Bedrock of a Democracy

The Rev. John Fairbrother

21 January 2014

Get ready for the triennial dose of popularist politicking, facile rhetoric and expedient policy pronouncements. General election year has come round again.

Among all the posturing and spin, hopefully, genuine policy trends will become apparent. Trends that inform the public of the direction a party and its leader might take if power should be won. Major parties will seek to affirm their faithful constituents, win over the unsure and seek to dismiss or apprehend the policy of their opponents.

New Zealand’s electoral system is a combative process, which rightly demands clarity and resilience. The positive sub text of any campaign, despite the debates and announcements, is the process itself will refine and temper political will and skill.

Best intentions notwithstanding, an election inevitably will reveal a competitive mêlée of political statements, rebuttals and counter statements. The discerning citizen is required to listen carefully, observe, and recall the records of former governments and politicians to ensure the two votes of Mixed Member Proportional representation are applied as creatively as possible.
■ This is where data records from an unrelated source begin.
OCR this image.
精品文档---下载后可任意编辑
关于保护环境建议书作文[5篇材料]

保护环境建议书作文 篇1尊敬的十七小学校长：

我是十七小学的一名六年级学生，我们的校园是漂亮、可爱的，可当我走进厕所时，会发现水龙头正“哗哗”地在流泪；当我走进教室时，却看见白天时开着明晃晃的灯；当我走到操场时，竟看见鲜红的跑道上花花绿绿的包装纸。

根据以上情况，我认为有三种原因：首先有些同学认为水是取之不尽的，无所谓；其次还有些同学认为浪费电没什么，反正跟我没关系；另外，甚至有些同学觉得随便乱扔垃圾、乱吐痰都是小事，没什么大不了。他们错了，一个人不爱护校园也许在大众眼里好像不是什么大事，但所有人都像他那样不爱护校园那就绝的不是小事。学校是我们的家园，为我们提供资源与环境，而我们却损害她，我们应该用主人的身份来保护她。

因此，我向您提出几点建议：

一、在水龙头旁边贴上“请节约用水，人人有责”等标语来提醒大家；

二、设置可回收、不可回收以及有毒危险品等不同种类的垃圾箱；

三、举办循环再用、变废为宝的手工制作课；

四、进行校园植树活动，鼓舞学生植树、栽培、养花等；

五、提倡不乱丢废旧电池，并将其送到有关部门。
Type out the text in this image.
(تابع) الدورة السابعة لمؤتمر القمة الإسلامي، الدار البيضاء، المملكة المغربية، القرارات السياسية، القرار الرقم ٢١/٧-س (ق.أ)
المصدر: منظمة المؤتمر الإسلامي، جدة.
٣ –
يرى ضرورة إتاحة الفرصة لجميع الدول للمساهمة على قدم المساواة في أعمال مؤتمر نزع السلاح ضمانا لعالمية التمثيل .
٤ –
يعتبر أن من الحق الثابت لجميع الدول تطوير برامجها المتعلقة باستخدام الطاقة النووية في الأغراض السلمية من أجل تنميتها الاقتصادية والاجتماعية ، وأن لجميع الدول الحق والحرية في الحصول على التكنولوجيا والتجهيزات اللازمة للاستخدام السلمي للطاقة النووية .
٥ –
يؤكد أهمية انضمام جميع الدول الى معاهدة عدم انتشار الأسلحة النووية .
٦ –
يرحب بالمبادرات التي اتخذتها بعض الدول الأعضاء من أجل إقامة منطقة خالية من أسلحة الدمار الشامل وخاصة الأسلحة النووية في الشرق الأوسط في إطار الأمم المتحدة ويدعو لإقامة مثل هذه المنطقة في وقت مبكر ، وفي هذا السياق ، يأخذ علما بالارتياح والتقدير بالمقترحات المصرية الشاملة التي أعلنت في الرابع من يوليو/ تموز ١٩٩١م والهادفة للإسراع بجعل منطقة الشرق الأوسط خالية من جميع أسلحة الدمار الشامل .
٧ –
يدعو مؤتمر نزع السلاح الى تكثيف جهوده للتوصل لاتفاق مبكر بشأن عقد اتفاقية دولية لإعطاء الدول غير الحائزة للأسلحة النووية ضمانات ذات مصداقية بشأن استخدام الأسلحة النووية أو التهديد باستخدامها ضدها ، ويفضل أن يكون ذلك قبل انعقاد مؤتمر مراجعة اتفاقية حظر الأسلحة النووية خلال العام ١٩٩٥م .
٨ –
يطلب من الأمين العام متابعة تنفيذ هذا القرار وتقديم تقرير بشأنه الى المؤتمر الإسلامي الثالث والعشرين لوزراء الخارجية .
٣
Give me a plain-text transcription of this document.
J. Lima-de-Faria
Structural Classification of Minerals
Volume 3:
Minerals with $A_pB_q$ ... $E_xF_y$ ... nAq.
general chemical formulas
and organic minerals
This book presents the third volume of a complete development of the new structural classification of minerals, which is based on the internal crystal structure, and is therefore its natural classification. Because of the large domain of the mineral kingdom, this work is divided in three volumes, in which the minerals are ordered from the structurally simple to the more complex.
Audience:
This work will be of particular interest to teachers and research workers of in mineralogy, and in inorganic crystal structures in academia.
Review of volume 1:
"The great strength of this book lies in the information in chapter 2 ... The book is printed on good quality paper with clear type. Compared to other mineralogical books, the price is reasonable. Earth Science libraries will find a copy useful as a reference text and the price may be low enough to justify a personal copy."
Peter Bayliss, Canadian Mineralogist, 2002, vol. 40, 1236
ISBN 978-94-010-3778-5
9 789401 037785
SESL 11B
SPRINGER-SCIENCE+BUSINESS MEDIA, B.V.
MMP provided the means to break autocratic government by executive. Cabinet can no longer retreat from public scrutiny as it could prior to the electoral reform. Minor parties sitting at Parliament’s debating crossroad have acquired practical influence to moderate the effects of powerful political lobbies and related policy implementations.

However, there is a challenge to the efficacy of the parliamentary system that is related to electoral reform but lies outside the parliament. Public participation in an election is the key to democratic function. If a majority of people do not turn out to vote how authentic is an election?  This presents the risk of minority government of a different form. A choice not to vote is significant.

New Zealand society has troubling similarities with other western democracies. We, too, have growing extremes of poverty and wealth; a loosely termed middle class straining with the demands of work, living expenditure, market driven peer expectations, and the challenges of personal relationships intensified in increasingly mobile, connected, atomised social environments.

Low voter turnout may be not so much an outcome of ignorance or apathy as much as resignation to the reality of every day being sufficient concern unto itself. Indifference and despair may breed frustration, even anger. It will unlikely provide a reasoned climate conducive to participatory politics.

Governments have a direct responsibility to nurture the health of a democratic system. It is the system that provides our society’s sense of continuity from generation to generation. Politicians come and go. Their roles are of major significance and their policies may become so, however, their personal stakes are entirely transitory.

All politicians have responsibility to promote the worth of democracy. In this regard the democratic system requires care, maintenance, creative criticism and change measured against the safe context it provides for all citizens.

Local Authority elections have long been plagued by low voter turnout. The risk of this same trend being a significant factor for General Elections is a matter of grave concern. The need for a systematic civics course in the schools’ national curriculum has never been stronger. An informed, interested electorate will function well only if the system of education accepts responsibility to educate the young about the privilege and significance of voting.

To participate in the electoral process is to contribute and to contribute is to share in the responsibilities and outcomes of government. Such participation is the bedrock of a democracy.